O STF poderá, ao julgar a constitucionalidade de uma determinada norma, em decisão com aplicação a todas as demais ações, definir, de maneira bastante discricionária, como tal decisão será aplicada no tempo.

quarta-feira, 22 de março de 2017

Atualizado às 09:37

Felizmente, errei minha previsão, em artigo anterior, quanto ao julgamento da exclusão do ICMS sobre a base de cálculo do PIS/Cofins: Gilmar Mendes não pediu vistas, votou e, com isso, a ação foi julgada de modo favorável aos contribuintes por 6 x 4 votos.

A PGF (Procuradoria Geral da Fazenda, que defende o Fisco) já antecipou que, após a publicação da decisão, irá opor Embargos de Declaração, pleiteando a modulação dos efeitos da decisão.

A modulação dos efeitos, para os não iniciados, significa que o STF poderá, ao julgar a constitucionalidade de uma determinada norma, em decisão com aplicação a todas as demais ações (p.ex., controle concentrado de constitucionalidade, decisões com repercussão geral, etc.) definir, de maneira bastante discricionária, como tal decisão será aplicada no tempo; baseado em critérios subjetivos e razoavelmente vagos como a segurança jurídica e o interesse público.

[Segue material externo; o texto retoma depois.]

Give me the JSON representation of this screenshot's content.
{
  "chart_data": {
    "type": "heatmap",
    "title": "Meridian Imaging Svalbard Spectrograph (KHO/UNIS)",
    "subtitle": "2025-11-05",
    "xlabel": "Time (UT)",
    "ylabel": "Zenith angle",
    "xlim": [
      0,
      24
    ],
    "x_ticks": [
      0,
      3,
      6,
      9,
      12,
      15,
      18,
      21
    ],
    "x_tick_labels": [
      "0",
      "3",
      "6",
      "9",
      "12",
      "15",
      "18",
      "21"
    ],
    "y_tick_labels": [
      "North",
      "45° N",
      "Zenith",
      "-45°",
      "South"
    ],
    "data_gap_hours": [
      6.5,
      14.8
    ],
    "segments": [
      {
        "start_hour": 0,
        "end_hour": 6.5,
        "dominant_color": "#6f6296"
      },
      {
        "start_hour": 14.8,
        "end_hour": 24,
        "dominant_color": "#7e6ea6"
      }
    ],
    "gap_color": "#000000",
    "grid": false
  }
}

Historicamente (se é que se pode falar em historicamente sobre um mecanismo ainda novo), a modulação tem se aplicado de modo a permitir a aplicação retroativa da decisão somente nas ações já ajuizadas, e aplicação dali para frente para os demais casos. Isso busca, com justificável razão, impedir uma corrida aos tribunais de todos aqueles que, diante de uma "causa ganha" pleiteiem aquilo que não se dispuseram a pleitear quando ainda havia algum risco.

Entretanto, o pedido de modulação que a PGF apresentou, em sustentação oral, defende que a tese vitoriosa seja aplicada somente a partir de 2018 (uma novelíssima jabuticaba, protelação dos efeitos do trânsito em julgado), e somente dali em diante, ou seja, sem que sejam ressarcidos os tributos pagos a maior, nem mesmo aos contribuintes que há bem mais de 10 anos discutem o tema no judiciário.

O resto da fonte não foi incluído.